Open KnutJaegersberg opened 5 years ago
I would like to know about this issue as well. My R package depends on MonetDBLite and it's quite unfortunate to suddenly realise that people can't install it due to MonetDBLite sudden disappearance to nowhere. Is it possible to somehow help so the solution will be up quickly?
Any updates?
@vadimnazarov I understand that the continued changes needed to track the MonetDB codebase (while keeping step with CRAN's changing requirements for checks) have led @hannesmuehleisen and team to develop a new database package at https://github.com/cwida/duckdb which promises several improvements over MonetDBLite. Hannes can no doubt provide more details but meanwhile you might want to keep an eye on duckdb
or take it for a spin! Hopefully it will be on CRAN soon.
I see, thank you for notifying! So did I understand you correctly: there will be no MonetDB for R, but MonetDB itself will live and thrive?
MonetDB itself will live on, yes. Thanks @cboettig for the explanation here.
Got it, thank you! Can't wait for the duckdb on CRAN. On the side note - will there be any workaround to use MonetDB from R? What to do if I want to connect to the existing MonetDB database, and don't use the embedded database?
I think we all need a word about this because several packages now depend on MonetDBLite and it was becoming a standard for data analysis on R (see all the examples of https://github.com/ajdamico/asdfree). In my case, I was using MonetDBLite on Python and R on a Windows platform. Also, I was using MonetDBLite not only as an embedded database but also to connect to a MonetDB Server database. So you can imagine my surprise when I updated to R 3.6 and discovered that MonetDBLite was not in CRAN anymore. Now I really don't know what features will remain in this new package and what features will be drop forever.
I too want to express some disappointment that MonetDBLite is going away. At the same time, I'm very appreciative of those who have the skills and dedication to work on open source projects like this. Not having those skills, I can only imagine the effort it takes to maintain MonetDBLite.
The duckdb project does look exciting. Will it be as fast as MonetDBLite?

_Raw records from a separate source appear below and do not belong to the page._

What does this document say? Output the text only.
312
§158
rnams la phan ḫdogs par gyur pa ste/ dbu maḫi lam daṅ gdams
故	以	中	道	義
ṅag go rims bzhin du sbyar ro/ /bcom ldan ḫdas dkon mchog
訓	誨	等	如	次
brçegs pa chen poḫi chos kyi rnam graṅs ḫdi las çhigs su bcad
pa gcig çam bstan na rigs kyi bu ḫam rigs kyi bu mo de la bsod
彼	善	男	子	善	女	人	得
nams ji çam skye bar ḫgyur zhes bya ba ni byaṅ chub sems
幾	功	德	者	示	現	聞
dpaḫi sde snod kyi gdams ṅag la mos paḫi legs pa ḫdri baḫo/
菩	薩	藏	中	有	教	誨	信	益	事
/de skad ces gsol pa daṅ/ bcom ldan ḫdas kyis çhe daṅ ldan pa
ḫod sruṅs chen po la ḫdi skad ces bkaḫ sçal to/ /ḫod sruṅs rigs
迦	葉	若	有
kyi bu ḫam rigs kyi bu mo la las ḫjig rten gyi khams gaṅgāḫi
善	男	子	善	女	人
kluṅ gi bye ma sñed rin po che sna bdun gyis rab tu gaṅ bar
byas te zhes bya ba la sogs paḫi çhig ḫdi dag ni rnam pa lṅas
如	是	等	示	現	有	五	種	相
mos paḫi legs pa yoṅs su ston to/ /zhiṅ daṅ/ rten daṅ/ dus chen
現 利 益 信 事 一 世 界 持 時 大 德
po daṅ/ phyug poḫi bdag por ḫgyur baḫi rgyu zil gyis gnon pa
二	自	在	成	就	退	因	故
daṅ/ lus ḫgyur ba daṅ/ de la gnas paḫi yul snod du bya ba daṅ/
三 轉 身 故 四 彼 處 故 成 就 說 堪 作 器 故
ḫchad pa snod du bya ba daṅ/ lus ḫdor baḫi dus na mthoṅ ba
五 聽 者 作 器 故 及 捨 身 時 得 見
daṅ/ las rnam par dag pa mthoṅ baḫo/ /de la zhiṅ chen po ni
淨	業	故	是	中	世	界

MonetDBLite and dplyr have become my preferred method for working with a dataset that's ~1.7 GB in size (just over 3 million rows and 91 columns). Even when I just want to load the whole thing into memory, I've found nothing faster than MonetDBLite (this includes vroom, data.table's fread(), and the fst package).
And for query-like data manipulations, using dplyr with MonetDBLite on disk is faster for many things than using dplyr with the data in memory. I'm also a huge fan of data.table. It's just slightly faster than MonetDBLite for the things I do.
I installed duckdb this weekend and played around with it. It's great to see that the dplyr compatibility is already working. Yet it seems to be much slower. Using the same dataset, loads the data ~7x slower than MonetDBLite.
Again, very appreciative of the time and efforts!
I installed duckdb this weekend and played around with it. It's great to see that the dplyr compatibility is already working. Yet it seems to be much slower. Using the same dataset, loads the data ~7x slower than MonetDBLite.
We have not optimized the loader yet, it will happen though.
@nilescbn @Mytherin has just pushed upgrades to the CSV loader, please try again and see if the performance issue is still present.
@hannesmuehleisen, my apologies, I didn't see the notification of your last message. I only noticed today as I was browsing for updates. I tried updating duckdb earlier, using remotes with build = FALSE, but the install failed this time (on both Windows 10 and Linux Mint). I will keep trying it. To be clear, the performance issue I was having related to loading the data into R from a MonetDBLite table (i.e. using dplyr
's collect() function). I don't know if that's connected to the CSV loader or not. Either way, I'm looking forward to trying it out.
I'm curious: why can't we install MonetDBLite from Github directly? Is that version still working/stable?
@winston-p you can, of course. But without it on CRAN other users cannot publish packages to CRAN that depend on MonetDBLite. duckdb
has been working well for me on windows, mac and linux, looking forward to seeing it on CRAN.
@cboettig I see, thanks for explaining!
I was able to get duckdb installed again thanks to the CRAN-like repo: cwida/duckdb#392.
Thank you for creating that @hannesmuehleisen.
Comparing speeds again, I'm seeing duckdb close the gap some but yet MonetDBLite is still ~2x faster in completing queries. For others who have similar questions about speed differences, these two issues may be of interest:
cwida/duckdb#407
cwida/duckdb#11
MonetDBLite removed from CRAN - do some dependencies have check issues or something?